I recently had the honor of speaking to the GEMS young ladies group of Saint Sabina in the Englewood community of Chicago.
During our session we focused on apologies and forgiveness – because often forgiving someone is the hardest thing to do. As a matter of fact, people often ask me how and why I have been so forgiving of those in my life, especially my family, that have hurt me so much throughout my life. The answer is easy – I never did it for them, I did it for me.
So many people are holding on forgiveness because they are waiting for an apology or an acceptance of responsibility from the person that hurt them – only to find they never get it, therefore they never forgive. As a result, they carry the hurt or resentment forever, while the other party carries on without a worry.

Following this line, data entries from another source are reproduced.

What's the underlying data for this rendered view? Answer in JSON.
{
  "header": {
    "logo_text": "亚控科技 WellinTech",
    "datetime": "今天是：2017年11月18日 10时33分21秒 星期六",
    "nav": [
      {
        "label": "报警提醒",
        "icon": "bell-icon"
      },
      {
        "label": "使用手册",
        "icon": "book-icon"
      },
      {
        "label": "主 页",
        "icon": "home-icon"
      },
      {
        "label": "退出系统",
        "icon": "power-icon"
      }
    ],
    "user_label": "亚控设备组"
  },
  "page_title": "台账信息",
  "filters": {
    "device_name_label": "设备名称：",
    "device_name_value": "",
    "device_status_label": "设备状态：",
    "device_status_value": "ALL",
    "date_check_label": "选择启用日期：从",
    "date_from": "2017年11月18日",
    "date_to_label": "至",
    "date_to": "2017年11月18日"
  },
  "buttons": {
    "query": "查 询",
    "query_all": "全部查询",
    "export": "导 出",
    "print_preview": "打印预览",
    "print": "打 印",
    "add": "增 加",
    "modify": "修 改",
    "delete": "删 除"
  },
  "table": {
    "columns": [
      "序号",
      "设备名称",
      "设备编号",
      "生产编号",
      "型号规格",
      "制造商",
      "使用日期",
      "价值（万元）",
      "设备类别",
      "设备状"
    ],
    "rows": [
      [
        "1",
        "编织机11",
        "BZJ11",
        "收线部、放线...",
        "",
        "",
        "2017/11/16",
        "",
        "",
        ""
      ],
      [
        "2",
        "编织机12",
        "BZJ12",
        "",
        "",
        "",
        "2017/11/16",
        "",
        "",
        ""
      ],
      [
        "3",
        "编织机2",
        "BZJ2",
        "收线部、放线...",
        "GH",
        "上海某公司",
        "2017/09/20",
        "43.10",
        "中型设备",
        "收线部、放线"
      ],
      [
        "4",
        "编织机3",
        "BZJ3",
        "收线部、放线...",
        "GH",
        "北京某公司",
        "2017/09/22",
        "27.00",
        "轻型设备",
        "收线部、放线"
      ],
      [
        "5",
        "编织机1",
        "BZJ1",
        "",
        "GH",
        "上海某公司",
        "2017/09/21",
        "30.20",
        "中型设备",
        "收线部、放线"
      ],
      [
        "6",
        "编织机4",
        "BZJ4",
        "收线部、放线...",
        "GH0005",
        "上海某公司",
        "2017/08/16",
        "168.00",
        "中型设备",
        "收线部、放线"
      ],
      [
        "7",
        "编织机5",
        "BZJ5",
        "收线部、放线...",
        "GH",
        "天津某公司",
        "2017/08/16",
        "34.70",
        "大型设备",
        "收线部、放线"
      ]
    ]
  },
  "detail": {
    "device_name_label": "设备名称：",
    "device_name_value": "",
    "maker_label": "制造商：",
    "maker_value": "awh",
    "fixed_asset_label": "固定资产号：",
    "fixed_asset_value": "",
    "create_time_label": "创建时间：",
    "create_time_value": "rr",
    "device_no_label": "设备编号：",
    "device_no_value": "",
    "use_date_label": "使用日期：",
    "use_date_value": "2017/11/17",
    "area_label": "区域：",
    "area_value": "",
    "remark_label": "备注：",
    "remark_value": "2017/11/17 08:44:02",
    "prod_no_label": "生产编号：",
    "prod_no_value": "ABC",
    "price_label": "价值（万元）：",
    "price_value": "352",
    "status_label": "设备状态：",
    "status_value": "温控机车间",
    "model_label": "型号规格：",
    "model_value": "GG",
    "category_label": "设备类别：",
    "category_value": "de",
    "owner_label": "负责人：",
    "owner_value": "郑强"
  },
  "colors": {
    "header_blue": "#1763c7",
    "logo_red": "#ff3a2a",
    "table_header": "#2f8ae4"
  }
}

Forgiveness is mainly for your benefit, not for the benefit of the person you are forgiving. As long as you are feeling like a victim, you are carrying a heavy burden. Forgiveness allows you to put the burden down. And simply walk away from it. Free.
Choosing not to forgive gets us stuck in our own past, preventing moving forward. Without forgiveness you are constantly stuck in your own past. Many people waste years of their lives in bitterness and resentment when they could, through forgiveness, have lived that time in joy.
HOWEVER – here is why it is SO hard!
Human behavior suggests that people are hardwired to retaliate when they have been hurt by another person. Our pride or self-esteem is injured. Our expectations or dreams are disappointed. We lose something very valuable to us and want recompense for the damages.
Now, some will say that there are certain situations where forgiveness is impossible, and as a victim of sexual assault, I can certainly understand this. However, in speaking from my own experience, I can tell you that I was full of anger and had incredibly poor relationships with family, friends, and romantically until I decided that forgiveness was necessary. Of course I didn’t forget, but I needed to set myself free and accept that it was not my place to “punish” my assailant.
I say all of this to say – if you want to live your fullest life – you have to forgive. Never for the person that hurt you, but always for yourself!